Situação semelhante foi vivenciada na Escola Municipal de Educação Infantil Dom Avelar Brandão Vilela, localizada na zona Norte de Aracaju. Na tentativa de fazer valer o direito constitucional de acesso à educação pública, as mães destas crianças procuraram a Delegacia de Atendimento a Grupos Vulneráveis (DAGV), a fim de oficializar o ocorrido. A prefeitura de Aracaju, também por intermédio da Secretaria Municipal de Educação (Semed), esclareceu que obteve conhecimento do caso apenas pelas denúncias publicadas neste momento pelos veículos oficiais de imprensa. Sem entrar em detalhes a respeito deste caso vivenciado na Dom Avelar Brandão Vilela, a Semed destacou que a matrícula para alunos novos foi realizada exclusivamente por meio do Portal da Matrícula Online, entre os dias 8 e 10 de fevereiro.
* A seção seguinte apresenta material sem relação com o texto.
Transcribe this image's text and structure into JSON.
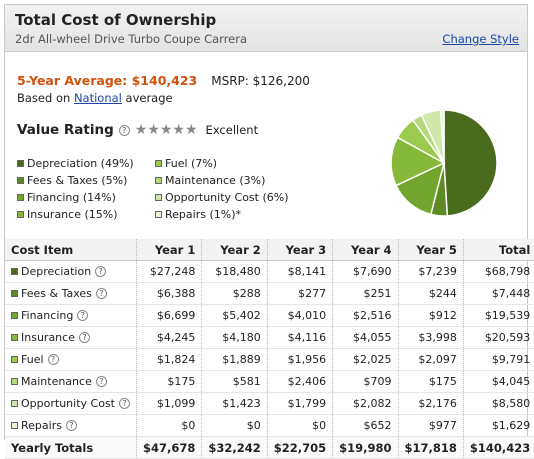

Foi dito ainda que a partir de 16 de fevereiro, houve abertura de vagas remanescentes. “A Semed reforça que a Matrícula Online garante equidade entre a população e que não há nenhuma distinção para matrícula de alunos público-alvo da educação especial. Além disso, não há nenhuma possibilidade de escolas municipais negarem matrícula, uma vez que o processo é feito exclusivamente por meio do Portal”, comunicou. A pasta administrativa municipal pede que, em situações parecidas, os responsáveis acessem o Portal da Matrícula, o qual dispõe de um formulário para preenchimento indicando que não conseguiram a vaga desejada. Esses dados basearão as ações da Secretaria Municipal de Educação para um trabalho de garantia da matrícula dos estudantes em idade escolar obrigatória.
O que fazer – Escolas regulares são obrigadas a matricular estudantes com deficiência, sejam elas públicas ou privadas, como estabelecido na Lei Brasileira de Inclusão da Pessoa com Deficiência e na Política Nacional de Educação Especial na Perspectiva da Educação Inclusiva. A recusa da matrícula, inclusive, é considerada crime segundo o artigo 8º da Lei 7.853/89. Na concepção do Instituto Alana – criado com a perspectiva de honrar o direito da criança e do adolescente -, existem duas as estratégias possíveis: a judicial e a não judicial/administrativa. Antes de escolher a via judicial, é recomendável que se busquem outros caminhos para resolver a questão. Escolher a via administrativa pode trazer uma resolução mais rápida para o problema.
“Caso a escola que recusou a matrícula seja pública, é preciso identificar se ela é mantida pelo município ou pelo estado. Se a escola for municipal, procure a Secretaria Municipal de Educação. Se estadual, a Secretaria Estadual de Educação. Para escolas particulares, em caso de ensino infantil, a competência é municipal e a denúncia deve ser encaminhada para a Secretaria Municipal de Educação de sua cidade. Já em caso de ensino fundamental ou médio, a competência é estadual, de modo que a denúncia deve ser encaminhada para a Secretaria Estadual de Educação. Caso, eventualmente, a Secretaria se recuse a receber a denúncia, é importante exigir uma resposta por escrito com a razão da recusa e indicação do órgão competente para recebimento da denúncia”, explicou.